Anyway, back to Nyssa and her box of tricks. She puts on some big ear muffs and tests the machine, vibrating a few nik naks of her dressing table. Goodness know how she plans to attack an android with this thing, which is the size and shape of a small petrol-powered generator. Luckily, in an extremely contrived bit of plotting, the Android comes to her. It boards the TARDIS, helpfully walks rights into Nyssa’s room and is shaken to death. It lies smoldering on the floor. Nyssa rushes to get a fire extinguisher. Nyssa puts out the fire. Nyssa sits on her bed and quietly wonders why she never got her own spin off series.

The story picks up towards the end when the Doctor and his four companions take the TARDIS to London where they blow up the Terileptils and their hideout. There’s a particularly gruesome shot where the lead lizard’s face bubbles and pops in the heat of a freshly started fire. Leaving Mace to fight the fire, the Doctor and company leave, and the final shot is of the sign ‘Pudding Lane’, instantly indicating to anyone au fait with the period that the fire in question is the Great Fire of London (but leaving little 9 year old Spandrell watching in Australia completely mystified).
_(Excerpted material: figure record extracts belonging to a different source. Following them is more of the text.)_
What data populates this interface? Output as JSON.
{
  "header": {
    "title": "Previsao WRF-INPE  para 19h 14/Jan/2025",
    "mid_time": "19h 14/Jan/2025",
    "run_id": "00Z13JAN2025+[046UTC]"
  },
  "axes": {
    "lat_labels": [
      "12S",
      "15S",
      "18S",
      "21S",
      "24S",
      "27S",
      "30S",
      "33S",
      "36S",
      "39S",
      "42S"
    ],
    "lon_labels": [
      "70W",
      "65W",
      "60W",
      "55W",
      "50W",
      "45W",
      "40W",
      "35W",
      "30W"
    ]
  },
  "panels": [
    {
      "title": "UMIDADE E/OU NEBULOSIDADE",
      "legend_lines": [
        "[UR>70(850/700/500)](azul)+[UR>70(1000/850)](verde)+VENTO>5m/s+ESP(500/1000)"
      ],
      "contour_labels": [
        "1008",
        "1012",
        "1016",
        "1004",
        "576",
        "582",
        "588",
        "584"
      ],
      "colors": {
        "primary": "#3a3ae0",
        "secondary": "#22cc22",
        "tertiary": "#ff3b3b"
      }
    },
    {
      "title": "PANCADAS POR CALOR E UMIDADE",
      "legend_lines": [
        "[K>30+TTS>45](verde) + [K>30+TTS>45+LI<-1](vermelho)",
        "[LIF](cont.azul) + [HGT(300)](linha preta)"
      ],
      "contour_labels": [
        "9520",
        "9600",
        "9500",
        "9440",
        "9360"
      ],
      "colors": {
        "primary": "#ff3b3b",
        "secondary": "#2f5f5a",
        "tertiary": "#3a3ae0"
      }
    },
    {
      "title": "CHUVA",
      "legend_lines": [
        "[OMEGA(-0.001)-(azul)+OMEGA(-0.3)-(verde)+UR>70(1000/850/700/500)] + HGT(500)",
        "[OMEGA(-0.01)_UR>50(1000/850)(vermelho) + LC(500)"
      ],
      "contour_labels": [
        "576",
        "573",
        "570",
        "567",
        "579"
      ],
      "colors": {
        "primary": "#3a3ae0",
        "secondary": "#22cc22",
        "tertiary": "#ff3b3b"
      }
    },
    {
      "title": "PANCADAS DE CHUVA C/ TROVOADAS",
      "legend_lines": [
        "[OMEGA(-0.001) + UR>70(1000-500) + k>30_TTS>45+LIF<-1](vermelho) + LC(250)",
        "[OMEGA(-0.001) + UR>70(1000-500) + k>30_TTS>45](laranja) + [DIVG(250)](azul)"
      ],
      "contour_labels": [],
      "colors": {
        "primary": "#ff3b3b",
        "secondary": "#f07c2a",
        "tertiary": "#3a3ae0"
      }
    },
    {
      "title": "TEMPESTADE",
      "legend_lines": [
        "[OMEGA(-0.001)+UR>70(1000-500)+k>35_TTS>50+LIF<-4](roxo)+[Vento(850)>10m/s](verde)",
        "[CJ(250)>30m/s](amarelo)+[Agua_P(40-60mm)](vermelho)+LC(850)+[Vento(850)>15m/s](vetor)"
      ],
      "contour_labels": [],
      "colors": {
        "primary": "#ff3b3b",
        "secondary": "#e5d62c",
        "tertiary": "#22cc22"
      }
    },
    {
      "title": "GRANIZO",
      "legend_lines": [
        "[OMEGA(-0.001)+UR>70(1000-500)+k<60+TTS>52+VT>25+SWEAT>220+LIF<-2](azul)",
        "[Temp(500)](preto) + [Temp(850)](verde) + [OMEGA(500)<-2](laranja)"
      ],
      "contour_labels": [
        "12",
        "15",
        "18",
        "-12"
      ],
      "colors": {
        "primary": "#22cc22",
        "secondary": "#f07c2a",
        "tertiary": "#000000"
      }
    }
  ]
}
And like The Visitation’s opening scenes, its closing scene is something special. It’s Doctor Who‘s first use of the ‘closing moments’ surprise reveal. And it’s still an impressive trick if you can pull it off; Steven Moffat’s The Girl in the Fireplace repeats it years later, right down to the tell tale writing on the wall.

Something old, something new and half an hour of Nyssa building a story stalling gizmo. The Visitation is ahead of its time, but also deeply embedded in it.

LINK to The Smugglers. Both are set in the seventeenth century. And both feature Squires. Love an easy one.